It’s good for crops, it’s good for water and, in the end, it’s good for people and the planet. Why would anyone not turn food waste into compost?
Rice University engineering students asked that question at the start of the school year and have spent the months since refining their answer.
The team known as (com)post-haste invented a device that sits under one’s sink and takes macerated food waste produced by a standard garbage disposal and sends it in one direction while liquid waste (including water) goes in another. Effectively, it simplifies the process of recycling garbage into a useful product while helping to protect water supplies.
The students make up one of more than 80 capstone design teams at Rice. Most senior engineering students are required to complete a project to graduate and are presented with a host of possibilities when they begin their classes in August.
For all the members of (com)post-haste, developing the device they call The BioBlend was a natural.
“I think for all of us this was the top choice,” said Kavana Gowda, who like all of her teammates is a senior mechanical engineering student. Other members are Christina Petlowany, Andrew Miller, Edgar Silva, Mitch Torczon and Ryan Yeh.
Rice University engineering students have invented a device to separate compostable materials from food waste processed by a garbage disposal. From left, Ryan Yeh, Christina Petlowany, Edgar Silva, Andrew Miller, Mitch Torczon and Kavana Gowda. Photo by Jeff Fitlow
The students have spent much of the last eight months working in the basement of Rice’s Oshman Engineering Design Kitchen, where they have installed an actual research kitchen – or at least the sink part.
The project is a partnership with NASA, which has an interest in such devices for outposts on the moon, Mars and beyond, and Chalmers University of Technology in Sweden, which pitched Rice on the project and intends to install The BioBlend at its Living Lab, where it will be tested alongside other emerging household technologies. Rice lecturer Matthew Elliott is the team’s faculty adviser.
“I think one of the major barriers to being eco-friendly in a variety of ways in the United States is people aren’t willing to put in any effort,” said Torczon of the device. “This doesn’t require users to change their behaviors. They can continue putting food down the garbage disposal, and once every couple of days take it out, just like taking out their trash.”
The difference is The BioBlend produces a moist, finely chopped form of waste that takes less time to turn to compost than regular garbage. Alternately, it can be used to generate biogas.
“One of the things our sponsors want to see is if they can make the device large enough to put in the basement of an apartment complex or a grocery store or restaurant, places with a ton of food waste,” Torczon said. “They could create a lot of biogas they could then turn around and sell or, if they’re in a restaurant, use themselves.”
“I think a family of four, using a biogas generator with their waste, would be able to make enough for them to cook with,” Gowda added.

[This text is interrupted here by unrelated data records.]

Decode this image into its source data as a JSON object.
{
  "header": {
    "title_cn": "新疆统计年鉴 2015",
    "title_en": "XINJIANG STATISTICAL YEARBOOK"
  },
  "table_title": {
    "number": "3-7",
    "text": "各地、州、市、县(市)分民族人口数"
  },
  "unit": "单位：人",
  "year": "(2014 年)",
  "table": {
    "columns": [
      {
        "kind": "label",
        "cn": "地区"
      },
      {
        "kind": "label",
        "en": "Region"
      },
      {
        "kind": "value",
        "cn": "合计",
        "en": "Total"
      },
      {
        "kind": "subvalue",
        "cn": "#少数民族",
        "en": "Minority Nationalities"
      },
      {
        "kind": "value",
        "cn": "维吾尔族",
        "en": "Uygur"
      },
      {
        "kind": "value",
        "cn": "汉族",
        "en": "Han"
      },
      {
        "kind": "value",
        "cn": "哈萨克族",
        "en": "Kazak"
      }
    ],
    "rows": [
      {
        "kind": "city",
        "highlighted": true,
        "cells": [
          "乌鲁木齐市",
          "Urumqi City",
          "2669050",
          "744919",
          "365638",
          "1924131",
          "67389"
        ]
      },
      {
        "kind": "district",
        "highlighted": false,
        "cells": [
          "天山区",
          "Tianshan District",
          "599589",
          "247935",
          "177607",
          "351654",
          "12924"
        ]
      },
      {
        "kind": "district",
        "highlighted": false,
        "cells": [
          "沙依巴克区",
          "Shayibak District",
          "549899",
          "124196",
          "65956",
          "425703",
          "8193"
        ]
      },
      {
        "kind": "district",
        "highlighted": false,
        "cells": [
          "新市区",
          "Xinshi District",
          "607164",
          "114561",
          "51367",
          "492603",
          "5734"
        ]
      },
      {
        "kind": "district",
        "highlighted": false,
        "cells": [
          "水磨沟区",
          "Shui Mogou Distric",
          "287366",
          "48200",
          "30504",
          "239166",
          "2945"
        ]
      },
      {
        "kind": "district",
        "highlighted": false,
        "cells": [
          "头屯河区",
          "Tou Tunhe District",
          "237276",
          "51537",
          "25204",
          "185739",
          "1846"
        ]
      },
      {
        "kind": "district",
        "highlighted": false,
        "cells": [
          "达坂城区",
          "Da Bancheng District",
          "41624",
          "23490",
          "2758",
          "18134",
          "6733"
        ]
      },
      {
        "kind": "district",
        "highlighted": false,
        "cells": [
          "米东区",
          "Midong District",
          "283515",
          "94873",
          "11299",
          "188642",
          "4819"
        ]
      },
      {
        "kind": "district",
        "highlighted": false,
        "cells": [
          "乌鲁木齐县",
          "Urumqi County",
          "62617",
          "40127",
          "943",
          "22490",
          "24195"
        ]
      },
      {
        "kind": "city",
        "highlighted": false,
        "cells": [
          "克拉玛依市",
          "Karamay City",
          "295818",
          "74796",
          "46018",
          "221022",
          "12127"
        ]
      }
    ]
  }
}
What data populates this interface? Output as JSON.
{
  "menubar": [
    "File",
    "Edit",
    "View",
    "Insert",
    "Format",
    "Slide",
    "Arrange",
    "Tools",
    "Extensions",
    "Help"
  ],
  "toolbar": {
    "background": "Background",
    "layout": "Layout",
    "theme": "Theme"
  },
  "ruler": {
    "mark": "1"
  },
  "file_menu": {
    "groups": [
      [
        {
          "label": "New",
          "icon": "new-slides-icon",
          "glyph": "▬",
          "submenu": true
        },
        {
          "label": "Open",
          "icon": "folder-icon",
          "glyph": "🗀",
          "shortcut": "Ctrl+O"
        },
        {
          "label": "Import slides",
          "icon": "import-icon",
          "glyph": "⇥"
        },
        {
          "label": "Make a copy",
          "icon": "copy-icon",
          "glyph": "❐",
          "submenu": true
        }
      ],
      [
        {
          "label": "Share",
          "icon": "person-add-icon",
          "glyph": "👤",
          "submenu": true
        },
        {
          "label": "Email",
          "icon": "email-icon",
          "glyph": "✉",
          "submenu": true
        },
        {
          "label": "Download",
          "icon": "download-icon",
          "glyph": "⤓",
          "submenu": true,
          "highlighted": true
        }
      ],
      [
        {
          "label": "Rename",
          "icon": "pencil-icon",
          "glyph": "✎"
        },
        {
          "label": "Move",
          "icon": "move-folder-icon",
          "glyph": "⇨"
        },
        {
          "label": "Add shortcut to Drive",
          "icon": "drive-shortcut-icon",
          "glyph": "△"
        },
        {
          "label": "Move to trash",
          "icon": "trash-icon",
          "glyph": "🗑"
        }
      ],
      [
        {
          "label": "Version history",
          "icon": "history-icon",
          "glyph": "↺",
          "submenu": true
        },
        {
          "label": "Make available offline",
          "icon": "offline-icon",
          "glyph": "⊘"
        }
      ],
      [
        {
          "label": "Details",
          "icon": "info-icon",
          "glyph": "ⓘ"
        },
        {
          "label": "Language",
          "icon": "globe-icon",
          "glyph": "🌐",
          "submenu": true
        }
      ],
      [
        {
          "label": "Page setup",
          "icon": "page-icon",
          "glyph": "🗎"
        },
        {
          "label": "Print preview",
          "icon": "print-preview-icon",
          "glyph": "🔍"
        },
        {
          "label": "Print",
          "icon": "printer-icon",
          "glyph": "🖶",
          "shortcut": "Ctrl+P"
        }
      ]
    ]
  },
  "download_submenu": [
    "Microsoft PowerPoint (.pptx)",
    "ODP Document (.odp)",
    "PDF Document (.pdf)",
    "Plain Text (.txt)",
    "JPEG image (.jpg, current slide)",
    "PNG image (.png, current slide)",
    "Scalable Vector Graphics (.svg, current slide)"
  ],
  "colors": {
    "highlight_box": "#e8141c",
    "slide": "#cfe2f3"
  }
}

Mechanical engineering student Andrew Miller makes an adjustment to The BioBlend prototype. Photo by Jeff Fitlow
Whether it’s used for compost or biogas production, the key to The BioBlend’s success will be its ability to keep garbage out of wastewater treatment plants, where it’s not only useless but also costly and complicated to remove.
The team’s research into separation techniques spanned sewage plants to hand-cranked tabletop devices for making jellies and tomato sauce. What they had in common was a circular strainer with a large screw in the middle that pushes solid waste along while allowing liquid to escape. Their own motor-driven, spring-loaded version has a failsafe to keep unwanted solids like ice from jamming the system.
A weight sensor tracks how full the bin is, a cutoff switch automatically trips before it overflows and a carbon filter helps quash odors and keep flies away from the compost.
The team has not ruled out giving The BioBlend Wi-Fi powers to alert users to its status via the Internet, Torczon said. They could just make it beep when full, but the students are wary that annoyed users would simply disconnect it rather than keep with the program.
The teammates had no problem finding a way to feed their creation. “One of the cool things about the project was digging once a week through the trash in the Rice serveries,” Yeh said.
“It’s caused me to reevaluate how much food I’m throwing away,” Torczon added. “Our sponsors said at the beginning they hoped it influenced our behavior.”